The Lengths to Go To, to Get a Site Fixed!

There is this site, which had some very archaic code, which blocked Opera. Incidentally, that site is very big in India, and consequently, was India's most reported site compatibility problem regarding Opera. We quickly figured out what was wrong in the JavaScript code, and now it was only a matter of letting them know what's wrong so that they fix it and unblock Opera.

They had contact information on their site. First I tried their online contact form. No response. A few days later, I tried another contact form, again no response. Hmmm….

Then I found out a few email addresses. I wrote to them, including their webmaster address. Still no response. Then I thought, I might as well give them a call. On the phone, the person asked me to write to a different email address, so I did that. Still days later no response :( Called again, and finally got the number of the project manager of the site, and discussed the solution with him. He seemed supportive, and gave his personal email address, and requested me to email him with the solution again. Did that. Still no cigar!

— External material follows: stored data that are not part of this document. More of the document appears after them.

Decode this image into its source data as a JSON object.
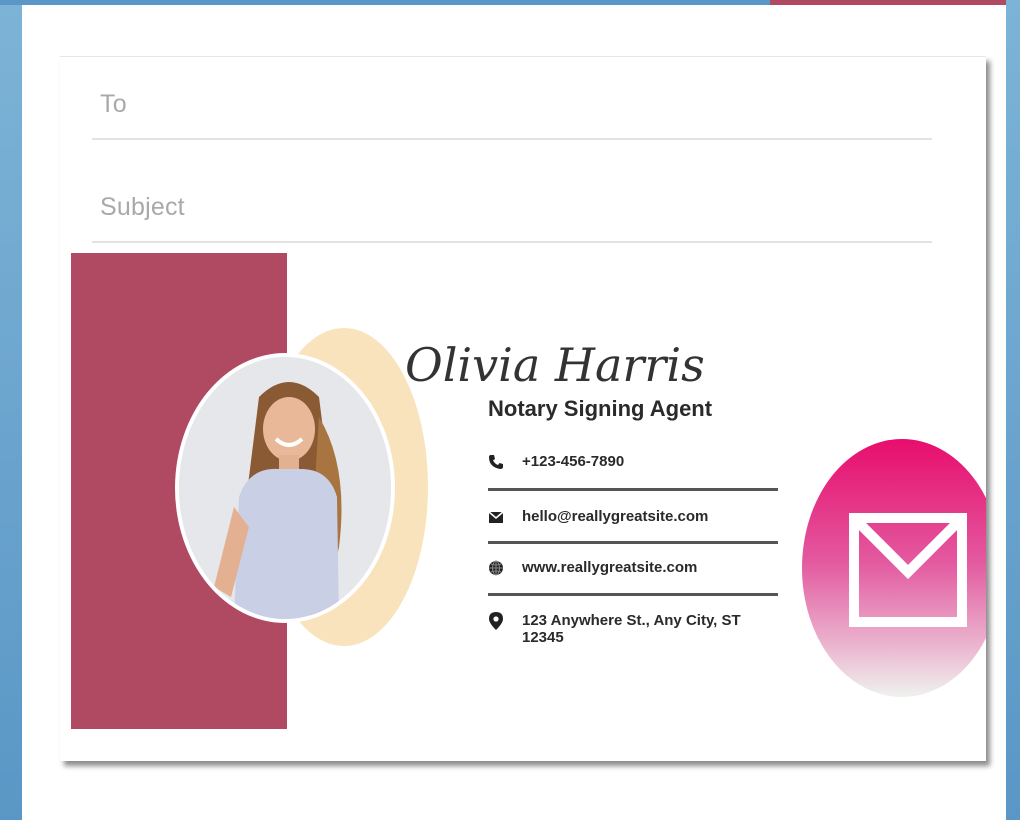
{
  "compose": {
    "to_placeholder": "To",
    "subject_placeholder": "Subject"
  },
  "signature": {
    "name": "Olivia Harris",
    "title": "Notary Signing Agent",
    "contacts": [
      {
        "icon": "phone-icon",
        "text": "+123-456-7890"
      },
      {
        "icon": "mail-icon",
        "text": "hello@reallygreatsite.com"
      },
      {
        "icon": "globe-icon",
        "text": "www.reallygreatsite.com"
      },
      {
        "icon": "location-pin-icon",
        "text": "123 Anywhere St., Any City, ST 12345"
      }
    ]
  },
  "colors": {
    "accent_block": "#b04a62",
    "ring": "#f9e3bd",
    "email_circle_top": "#e80d6d",
    "email_circle_bottom": "#eef2ee",
    "frame_blue": "#5a97c6"
  }
}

A few more calls were made, with promises that the site would get fixed. Nothing happened. My only last hope was to meet them face to face.

I was going to that city in the near future for some conferences, and I thought I'll stop by their office as well. Well, the site in question belongs to a large financial entity, and had a LOT of security at their headquarters. They scanned me, my wallet, my bag, my laptop, made a note of which laptop I was carrying, verified with the people I was going to meet that I indeed was scheduled to meet them, and gave me a slip which I had to sign from the people and hand it out to the security when I walked out the building as proof that I indeed met them. All in all, I think I had to go through around 5 layers of security, of various types. No, I'm not joking.

Anyway, I got to the meeting room on the first floor and realized I had the edited source code with me in Opera (I had edited it to see whether the solution works). To show them the problem, I needed to refresh the page so that the original source code was available, and change it once again in front of them to show how to fix it. However, wi-fi wasn't available, and no ethernet cord was there in the meeting room as well. So they did the next best thing.

They printed out the source code of the pages in question and gave it to me. So now I have their site source code on a bunch of paper, and a pen which they graciously offered me, and had to explain what was on wrong in their own source code and how to fix it by marking it with pen and paper. Great!

Finally I did that, and I was glad that they finally got the solution. They were quite pleased to know that Opera pays so much attention to site compatibility and that we have a dedicated team for it. A few days later I got the news that they had fixed the issue, and the site no longer has the code which blocks opera.

The lengths to go to, to get a site fixed!